Le peu qui nous reste des écrits des anciens sur l’art de la guerre ajoute au prix du petit traité de Végèce : nous avons perdu les livres de Caton l’Ancien sur la discipline militaire, ceux de Polybe sur la tactique, et d’autres auteurs illustres qui avaient traité des différentes parties de la guerre. Frontin et Polyen ne traitent que des stratagèmes et des ruses de guerre. Élien ne parle que de la tactique des Grecs. Le Poliorcétique d’Énée, qui passe pour antérieur au temps de Pyrrhus, n’en est pas plus admirable. Hygin est borné à la castramétation, de sorte que l’abrégé de Végèce[1] est proprement le seul ouvrage ancien qu’on puisse regarder comme une espèce de cours de science militaire. On ne parle point des livres de l’empereur Léon, ni de ceux de l’empereur Maurice, qu’on accuse d’avoir copié Jules l’Africain. Comme empereurs et comme auteurs militaires, ils ne présentent qu’une faible idée de la puissance et de la milice des anciens Romains.

Aucun auteur n’a parlé de la milice ancienne sans citer Végèce : beaucoup l’out fait, en parlant de la guerre en général. Le célèbre Montecuculli, le digne émule de Turenne, ne s’est point fait scrupule d’adopter dans les Principes de l’art de la guerre un grand nombre de maximes de Végèce. « On ne peut prudemment, dit ce grand général, hasarder une bataille avec des troupes qui ne sont ni disciplinées ni aguerries. Et qui serait assez fou pour le faire ? Ce ne sera ni Scipion, ni Sempronius, ni Végèce[2]. » A l’autorité de Montecuculli on peut joindre le témoignage d’un très-habile écrivain militaire, le chevalier de Folard. « Si nous lisons Végèce avec toute l’attention qu’il mérite, dit-il dans son Traité des attaque des places[3], nous trouverons que son ouvrage est tout pris de Tite-Live, qu’il a réduit en principes et en méthode autant que le plan qu’il s’était proposé le pouvait permettre ; ce qui n’est pas un petit travail. Il s’est tellement resserré dans son quatrième livre, quoiqu’il le soit trop dans les autres, qu’il écarte une infinité de choses à l’égard de l’attaque et de la défense des places, dont il donne à peine une idée ; comme s’il n’avait écrit que pour ceux de son temps, et que son ouvrage ne dût pas pous-

  1. Végèce ne se donne que pour un abréviateur. Voy. livre Ier, chap. 8.

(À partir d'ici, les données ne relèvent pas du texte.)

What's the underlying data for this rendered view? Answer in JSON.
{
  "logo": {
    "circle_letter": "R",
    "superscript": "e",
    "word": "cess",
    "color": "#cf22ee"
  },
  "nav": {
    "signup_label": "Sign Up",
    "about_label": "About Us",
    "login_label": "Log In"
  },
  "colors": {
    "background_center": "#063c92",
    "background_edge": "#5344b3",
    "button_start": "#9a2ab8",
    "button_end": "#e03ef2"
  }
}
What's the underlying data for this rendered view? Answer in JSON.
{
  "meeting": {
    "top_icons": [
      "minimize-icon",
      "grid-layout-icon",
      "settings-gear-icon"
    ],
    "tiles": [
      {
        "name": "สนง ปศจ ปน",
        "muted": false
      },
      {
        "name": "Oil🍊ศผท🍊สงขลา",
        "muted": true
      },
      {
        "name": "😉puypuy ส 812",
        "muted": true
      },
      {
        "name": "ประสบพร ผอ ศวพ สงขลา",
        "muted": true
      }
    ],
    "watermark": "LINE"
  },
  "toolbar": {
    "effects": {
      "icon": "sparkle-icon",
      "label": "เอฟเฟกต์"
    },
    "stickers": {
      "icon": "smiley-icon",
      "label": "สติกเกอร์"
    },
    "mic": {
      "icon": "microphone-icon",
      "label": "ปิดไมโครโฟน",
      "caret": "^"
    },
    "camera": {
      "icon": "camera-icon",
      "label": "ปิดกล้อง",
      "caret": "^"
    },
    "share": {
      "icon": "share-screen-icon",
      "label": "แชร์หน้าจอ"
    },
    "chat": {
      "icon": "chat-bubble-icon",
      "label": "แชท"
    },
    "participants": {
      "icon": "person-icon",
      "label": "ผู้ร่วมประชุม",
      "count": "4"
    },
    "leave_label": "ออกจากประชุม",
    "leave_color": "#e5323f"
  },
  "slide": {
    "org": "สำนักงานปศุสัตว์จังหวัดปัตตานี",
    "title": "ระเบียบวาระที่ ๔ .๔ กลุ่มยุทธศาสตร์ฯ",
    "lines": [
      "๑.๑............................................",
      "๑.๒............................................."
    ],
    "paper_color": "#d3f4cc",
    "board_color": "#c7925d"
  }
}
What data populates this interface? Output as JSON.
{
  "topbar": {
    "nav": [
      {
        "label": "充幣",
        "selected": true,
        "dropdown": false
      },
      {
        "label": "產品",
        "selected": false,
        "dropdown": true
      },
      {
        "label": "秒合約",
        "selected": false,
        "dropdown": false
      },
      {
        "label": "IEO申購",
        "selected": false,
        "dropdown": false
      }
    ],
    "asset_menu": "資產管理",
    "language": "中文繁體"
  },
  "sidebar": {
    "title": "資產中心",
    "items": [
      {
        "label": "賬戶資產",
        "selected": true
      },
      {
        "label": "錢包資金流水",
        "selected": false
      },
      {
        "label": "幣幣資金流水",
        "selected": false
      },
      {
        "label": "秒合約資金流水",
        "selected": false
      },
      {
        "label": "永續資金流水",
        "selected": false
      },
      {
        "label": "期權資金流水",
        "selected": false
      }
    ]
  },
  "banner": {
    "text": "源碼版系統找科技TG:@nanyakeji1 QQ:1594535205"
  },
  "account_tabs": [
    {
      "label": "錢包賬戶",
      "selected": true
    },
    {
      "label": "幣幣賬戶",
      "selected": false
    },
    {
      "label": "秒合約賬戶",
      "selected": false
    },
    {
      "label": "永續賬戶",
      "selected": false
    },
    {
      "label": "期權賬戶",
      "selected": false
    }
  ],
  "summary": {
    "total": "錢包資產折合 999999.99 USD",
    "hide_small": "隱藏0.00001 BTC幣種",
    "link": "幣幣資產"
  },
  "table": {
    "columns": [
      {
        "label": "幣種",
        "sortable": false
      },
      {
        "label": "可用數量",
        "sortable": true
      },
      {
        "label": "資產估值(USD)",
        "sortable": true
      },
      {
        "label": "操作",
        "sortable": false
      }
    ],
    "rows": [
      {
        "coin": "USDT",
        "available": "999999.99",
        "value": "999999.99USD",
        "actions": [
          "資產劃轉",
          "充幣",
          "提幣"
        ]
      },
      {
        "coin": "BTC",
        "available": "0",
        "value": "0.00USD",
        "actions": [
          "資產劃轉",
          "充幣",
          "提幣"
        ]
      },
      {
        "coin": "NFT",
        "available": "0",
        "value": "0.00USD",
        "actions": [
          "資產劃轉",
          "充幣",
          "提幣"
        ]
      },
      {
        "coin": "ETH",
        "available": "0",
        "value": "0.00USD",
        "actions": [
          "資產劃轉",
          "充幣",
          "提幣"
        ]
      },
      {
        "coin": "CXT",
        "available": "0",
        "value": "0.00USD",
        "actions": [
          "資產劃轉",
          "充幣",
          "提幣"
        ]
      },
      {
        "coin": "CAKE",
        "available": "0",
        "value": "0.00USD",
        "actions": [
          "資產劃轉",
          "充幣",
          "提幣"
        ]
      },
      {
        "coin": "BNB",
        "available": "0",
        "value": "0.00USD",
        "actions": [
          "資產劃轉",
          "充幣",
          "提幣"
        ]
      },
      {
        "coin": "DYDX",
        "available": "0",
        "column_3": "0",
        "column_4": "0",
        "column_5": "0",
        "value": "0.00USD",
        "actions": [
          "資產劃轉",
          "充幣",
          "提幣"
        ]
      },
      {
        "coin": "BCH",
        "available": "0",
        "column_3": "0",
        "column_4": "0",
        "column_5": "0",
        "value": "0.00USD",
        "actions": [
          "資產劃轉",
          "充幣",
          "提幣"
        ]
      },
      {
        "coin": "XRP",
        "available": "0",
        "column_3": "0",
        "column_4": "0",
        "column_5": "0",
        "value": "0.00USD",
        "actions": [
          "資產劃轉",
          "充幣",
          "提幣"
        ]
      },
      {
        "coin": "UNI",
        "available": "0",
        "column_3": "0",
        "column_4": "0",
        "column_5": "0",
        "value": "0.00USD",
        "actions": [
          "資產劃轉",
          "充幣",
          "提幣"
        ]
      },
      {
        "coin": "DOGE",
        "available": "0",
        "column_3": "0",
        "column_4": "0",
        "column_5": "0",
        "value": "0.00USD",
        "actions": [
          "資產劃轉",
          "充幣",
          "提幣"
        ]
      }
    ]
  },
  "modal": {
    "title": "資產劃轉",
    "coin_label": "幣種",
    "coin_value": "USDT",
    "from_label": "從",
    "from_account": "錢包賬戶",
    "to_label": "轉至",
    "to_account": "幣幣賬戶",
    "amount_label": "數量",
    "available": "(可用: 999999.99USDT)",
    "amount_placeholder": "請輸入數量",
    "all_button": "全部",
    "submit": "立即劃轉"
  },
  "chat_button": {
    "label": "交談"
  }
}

  2. Liv. II, ch. 2. Il s’agit ici de Scipion Émilien, le destructeur de Numance. On sait qu’il rétablit la discipline militaire dans son armée, en condamnant ses soldats à ne se servir que de la pioche, jusqu’à ce qu’ils eussent appris à manier leurs armes, et recouvré les sentiments d’honneur qu’ils avaient perdus en passant sous le joug. Quant à Sempronius, c’est ce Tibérius Sempronius Gracchus, qui, après les malheurs de la journée de Cannes, sut discipliner et aguerrir en peu de temps une multitude d’esclaves et de gens ramassés. Avec cette armée il battit, dans une surprise de nuit, les alliés d’Annibal, et l’obligea lui-même à lever le siège de eûmes, sans que le Carthaginois pût l’engager à une affaire générale.